Ein paar der Anekdoten stimmen den Leser aber doch etwas nachdenklicher, wenngleich sie nicht sehr zahlreich sind. Insbesondere denke ich dabei an die Kurzgeschichte „Die Autowaschstraße“, die bereits 1993 erschienen ist. Sie beschreibt einen Rentner, dessen Alltag bis ins letzte Detail geplant ist, in dessen Leben es keine Fragen, keine Eventualitäten gibt, sondern nur eine fast zwanghafte Routine. Diese wird jedoch abgelöst von einer Episode, in der der Rentner mit seinem Plan in Verzug gerät und sein Auto statt mit der Hand, in einer Waschstraße wäscht. Eine Unterbrechung der rigiden und neurotischen Routine, die den Rentner derart aus dem Konzept bringt, dass er langsam den Verstand verliert, sein Alltag aus dem Fugen gerät und sein Leben sich nur noch um die täglichen Fahrten durch die Waschstraße dreht. Eine Geschichte, die den Leser schmunzeln lässt, gleichzeitig aber auf die Ängste und Gefühle von älteren, oft aus der Gesellschaft ausgegrenzten Personen aufmerksam macht. „Die Autowaschstraße“ macht die Angst vor dem Altern, dem Kontrollverlust und dem physischen und psychischen Verfall deutlich und zeigt wie wichtig es ist, dass es zu jeder Zeit im Leben „erste Male“ geben sollte.
Eine weitere, sehr aktuelle Erzählung, die es hervorzuheben gilt, ist „Die Qual der Wahl“, die auf sehr überspitzte Weise ein falsches Politikverständnis und eine damit einhergehende populistische und zutiefst egoistische Denkweise entlarvt. Es ist eine Geschichte, die trotz der sarkastischen und übertriebenen Erzählweise ein Phänomen der derzeitigen politischen Entwicklungen in Frage stellt, nämlich wieso populistische Parteien immer mehr Wähler für sich gewinnen. „Die Qual der Wahl“ zeigt, inwiefern deren Argumente und Wahl-Platittüden Anklang finden, wenn man sie nicht zu sehr in Frage stellt und kritisches Denken ein Fremdwort ist.

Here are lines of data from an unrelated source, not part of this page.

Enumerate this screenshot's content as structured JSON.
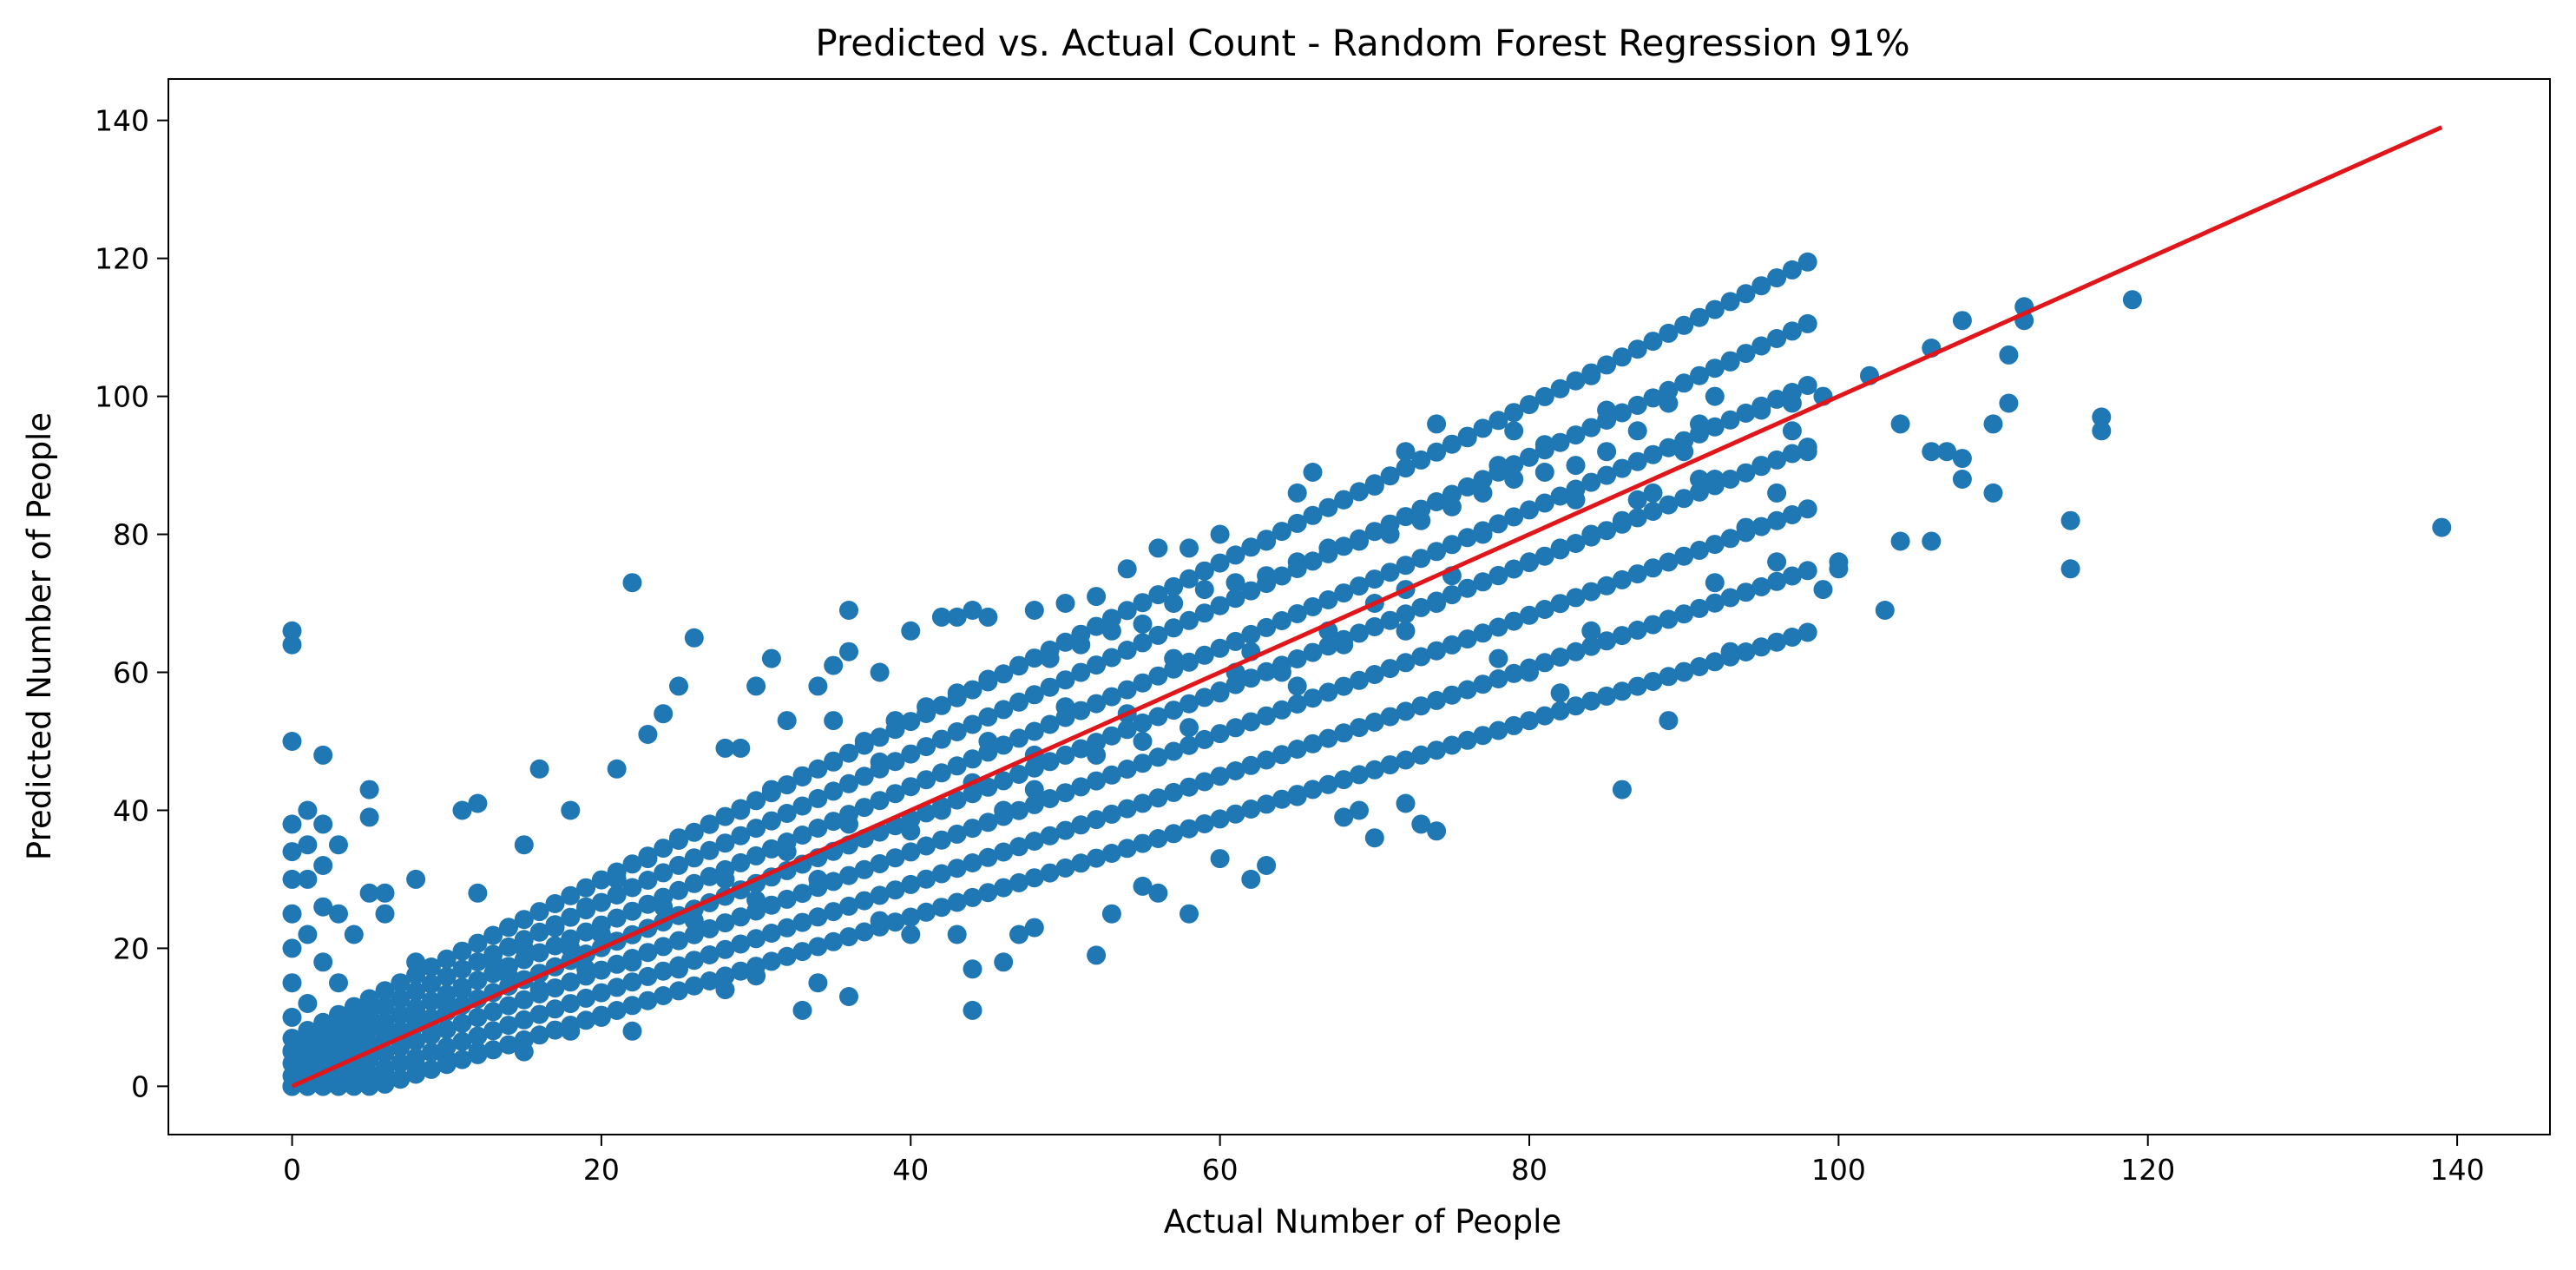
{
  "chart_data": {
    "type": "scatter",
    "title": "Predicted vs. Actual Count - Random Forest Regression 91%",
    "xlabel": "Actual Number of People",
    "ylabel": "Predicted Number of People",
    "xlim": [
      -8,
      146
    ],
    "ylim": [
      -7,
      146
    ],
    "xticks": [
      0,
      20,
      40,
      60,
      80,
      100,
      120,
      140
    ],
    "yticks": [
      0,
      20,
      40,
      60,
      80,
      100,
      120,
      140
    ],
    "grid": false,
    "legend": "none",
    "colors": {
      "points": "#1f77b4",
      "line": "#e0161b"
    },
    "series": [
      {
        "kind": "scatter",
        "points": [
          [
            0,
            66
          ],
          [
            0,
            64
          ],
          [
            0,
            50
          ],
          [
            0,
            38
          ],
          [
            0,
            34
          ],
          [
            0,
            30
          ],
          [
            0,
            25
          ],
          [
            0,
            20
          ],
          [
            0,
            15
          ],
          [
            0,
            10
          ],
          [
            0,
            5
          ],
          [
            0,
            0
          ],
          [
            1,
            40
          ],
          [
            1,
            35
          ],
          [
            1,
            30
          ],
          [
            1,
            22
          ],
          [
            1,
            12
          ],
          [
            1,
            3
          ],
          [
            2,
            48
          ],
          [
            2,
            38
          ],
          [
            2,
            32
          ],
          [
            2,
            26
          ],
          [
            2,
            18
          ],
          [
            2,
            8
          ],
          [
            3,
            35
          ],
          [
            3,
            25
          ],
          [
            3,
            15
          ],
          [
            4,
            22
          ],
          [
            4,
            10
          ],
          [
            5,
            43
          ],
          [
            5,
            39
          ],
          [
            5,
            28
          ],
          [
            6,
            25
          ],
          [
            6,
            28
          ],
          [
            8,
            30
          ],
          [
            8,
            18
          ],
          [
            11,
            40
          ],
          [
            12,
            41
          ],
          [
            12,
            28
          ],
          [
            15,
            35
          ],
          [
            16,
            46
          ],
          [
            18,
            40
          ],
          [
            21,
            46
          ],
          [
            22,
            73
          ],
          [
            23,
            51
          ],
          [
            24,
            54
          ],
          [
            25,
            58
          ],
          [
            26,
            65
          ],
          [
            28,
            49
          ],
          [
            29,
            49
          ],
          [
            30,
            58
          ],
          [
            31,
            62
          ],
          [
            32,
            53
          ],
          [
            34,
            58
          ],
          [
            35,
            61
          ],
          [
            36,
            69
          ],
          [
            36,
            63
          ],
          [
            38,
            60
          ],
          [
            40,
            66
          ],
          [
            42,
            68
          ],
          [
            43,
            68
          ],
          [
            44,
            69
          ],
          [
            45,
            68
          ],
          [
            48,
            69
          ],
          [
            50,
            70
          ],
          [
            52,
            71
          ],
          [
            54,
            75
          ],
          [
            56,
            78
          ],
          [
            58,
            78
          ],
          [
            60,
            80
          ],
          [
            63,
            79
          ],
          [
            65,
            86
          ],
          [
            66,
            89
          ],
          [
            68,
            85
          ],
          [
            70,
            87
          ],
          [
            72,
            92
          ],
          [
            74,
            96
          ],
          [
            76,
            94
          ],
          [
            78,
            90
          ],
          [
            79,
            95
          ],
          [
            81,
            93
          ],
          [
            84,
            103
          ],
          [
            85,
            98
          ],
          [
            87,
            95
          ],
          [
            89,
            99
          ],
          [
            91,
            96
          ],
          [
            92,
            100
          ],
          [
            93,
            105
          ],
          [
            95,
            98
          ],
          [
            97,
            99
          ],
          [
            99,
            100
          ],
          [
            102,
            103
          ],
          [
            104,
            96
          ],
          [
            106,
            107
          ],
          [
            108,
            111
          ],
          [
            111,
            106
          ],
          [
            112,
            113
          ],
          [
            112,
            111
          ],
          [
            119,
            114
          ],
          [
            110,
            96
          ],
          [
            111,
            99
          ],
          [
            107,
            92
          ],
          [
            106,
            92
          ],
          [
            108,
            91
          ],
          [
            108,
            88
          ],
          [
            110,
            86
          ],
          [
            104,
            79
          ],
          [
            106,
            79
          ],
          [
            103,
            69
          ],
          [
            100,
            76
          ],
          [
            99,
            72
          ],
          [
            100,
            75
          ],
          [
            117,
            97
          ],
          [
            117,
            95
          ],
          [
            115,
            82
          ],
          [
            115,
            75
          ],
          [
            139,
            81
          ],
          [
            86,
            43
          ],
          [
            89,
            53
          ],
          [
            90,
            60
          ],
          [
            93,
            63
          ],
          [
            92,
            73
          ],
          [
            96,
            76
          ],
          [
            94,
            81
          ],
          [
            84,
            66
          ],
          [
            82,
            57
          ],
          [
            80,
            60
          ],
          [
            78,
            62
          ],
          [
            74,
            37
          ],
          [
            73,
            38
          ],
          [
            72,
            41
          ],
          [
            70,
            36
          ],
          [
            69,
            40
          ],
          [
            68,
            39
          ],
          [
            65,
            42
          ],
          [
            63,
            32
          ],
          [
            62,
            30
          ],
          [
            60,
            33
          ],
          [
            58,
            25
          ],
          [
            56,
            28
          ],
          [
            55,
            29
          ],
          [
            53,
            25
          ],
          [
            52,
            19
          ],
          [
            48,
            23
          ],
          [
            47,
            22
          ],
          [
            46,
            18
          ],
          [
            44,
            11
          ],
          [
            44,
            17
          ],
          [
            43,
            22
          ],
          [
            38,
            24
          ],
          [
            40,
            22
          ],
          [
            36,
            13
          ],
          [
            33,
            11
          ],
          [
            34,
            15
          ],
          [
            30,
            16
          ],
          [
            28,
            14
          ],
          [
            25,
            17
          ],
          [
            22,
            8
          ],
          [
            20,
            10
          ],
          [
            18,
            8
          ],
          [
            15,
            5
          ],
          [
            12,
            5
          ],
          [
            10,
            4
          ],
          [
            8,
            3
          ],
          [
            6,
            2
          ],
          [
            4,
            1
          ],
          [
            3,
            0
          ],
          [
            2,
            0
          ],
          [
            1,
            0
          ],
          [
            35,
            53
          ],
          [
            38,
            47
          ],
          [
            42,
            40
          ],
          [
            45,
            50
          ],
          [
            48,
            43
          ],
          [
            50,
            55
          ],
          [
            55,
            50
          ],
          [
            57,
            62
          ],
          [
            60,
            57
          ],
          [
            62,
            63
          ],
          [
            64,
            60
          ],
          [
            67,
            66
          ],
          [
            70,
            70
          ],
          [
            72,
            66
          ],
          [
            75,
            74
          ],
          [
            77,
            80
          ],
          [
            80,
            76
          ],
          [
            83,
            85
          ],
          [
            86,
            82
          ],
          [
            88,
            86
          ],
          [
            90,
            92
          ],
          [
            92,
            88
          ],
          [
            95,
            90
          ],
          [
            97,
            95
          ],
          [
            98,
            92
          ],
          [
            96,
            86
          ],
          [
            20,
            22
          ],
          [
            22,
            18
          ],
          [
            24,
            26
          ],
          [
            26,
            24
          ],
          [
            28,
            30
          ],
          [
            30,
            27
          ],
          [
            32,
            34
          ],
          [
            34,
            30
          ],
          [
            36,
            38
          ],
          [
            40,
            37
          ],
          [
            44,
            44
          ],
          [
            46,
            40
          ],
          [
            48,
            48
          ],
          [
            52,
            48
          ],
          [
            54,
            54
          ],
          [
            58,
            52
          ],
          [
            61,
            60
          ],
          [
            65,
            58
          ],
          [
            68,
            64
          ],
          [
            72,
            72
          ],
          [
            74,
            70
          ],
          [
            78,
            74
          ],
          [
            82,
            78
          ],
          [
            84,
            80
          ],
          [
            87,
            85
          ],
          [
            91,
            88
          ],
          [
            10,
            12
          ],
          [
            12,
            10
          ],
          [
            14,
            16
          ],
          [
            16,
            14
          ],
          [
            18,
            20
          ],
          [
            19,
            17
          ],
          [
            9,
            8
          ],
          [
            7,
            7
          ],
          [
            5,
            6
          ],
          [
            4,
            4
          ],
          [
            3,
            5
          ],
          [
            2,
            3
          ],
          [
            1,
            2
          ],
          [
            6,
            9
          ],
          [
            8,
            11
          ],
          [
            11,
            14
          ],
          [
            13,
            18
          ],
          [
            15,
            20
          ],
          [
            17,
            23
          ],
          [
            19,
            26
          ],
          [
            21,
            30
          ],
          [
            23,
            33
          ],
          [
            25,
            36
          ],
          [
            27,
            38
          ],
          [
            29,
            40
          ],
          [
            31,
            43
          ],
          [
            33,
            45
          ],
          [
            35,
            47
          ],
          [
            37,
            50
          ],
          [
            39,
            53
          ],
          [
            41,
            55
          ],
          [
            43,
            57
          ],
          [
            45,
            59
          ],
          [
            47,
            61
          ],
          [
            49,
            62
          ],
          [
            51,
            64
          ],
          [
            53,
            66
          ],
          [
            55,
            67
          ],
          [
            57,
            70
          ],
          [
            59,
            72
          ],
          [
            61,
            73
          ],
          [
            63,
            74
          ],
          [
            65,
            76
          ],
          [
            67,
            78
          ],
          [
            69,
            79
          ],
          [
            71,
            80
          ],
          [
            73,
            82
          ],
          [
            75,
            84
          ],
          [
            77,
            86
          ],
          [
            79,
            88
          ],
          [
            81,
            89
          ],
          [
            83,
            90
          ],
          [
            85,
            92
          ]
        ]
      },
      {
        "kind": "line",
        "points": [
          [
            0,
            0
          ],
          [
            139,
            139
          ]
        ]
      }
    ]
  }
}
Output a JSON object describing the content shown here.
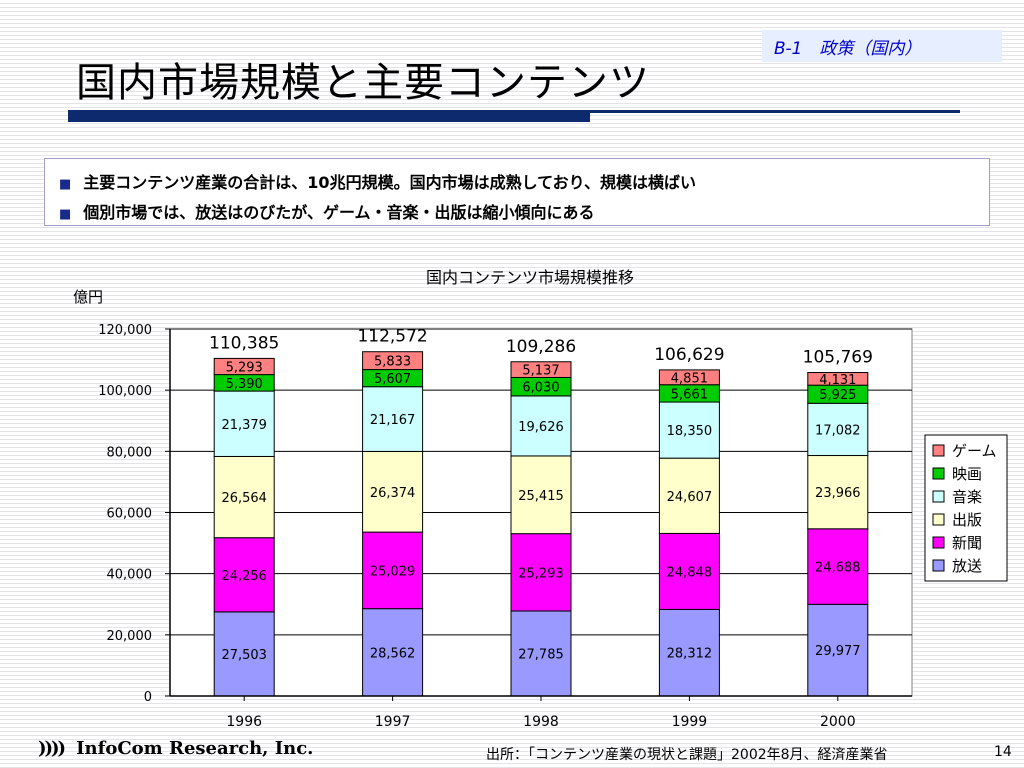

Maryse Krier beherrscht ihr Handwerk; das verdeutlichen die vielen Wortspiele, die Stilwechsel und ihre Erzählweise. So spiegelt sich der Inhalt der Anekdoten zum Beispiel im Erzählstil wider: Der scheinbar endlose Monolog des Kellners zieht sich als ein einziger Satz über mehrere Seiten, ebenso die wahnwitzige Tirade eines Hypochonders.
Allen Ernstes ist ein gelungenes, unterhaltsames und universelles Werk, das durch seine Authentizität überzeugt. Ein lesenswertes Buch, das im Urlaub nicht fehlen sollte und der Luxemburger Gesellschaft auf den Zahn fühlt, sie auf die Schippe nimmt, ihr den Spiegel vorhält und insbesondere Ignoranz und Engstirnigkeit verhöhnt.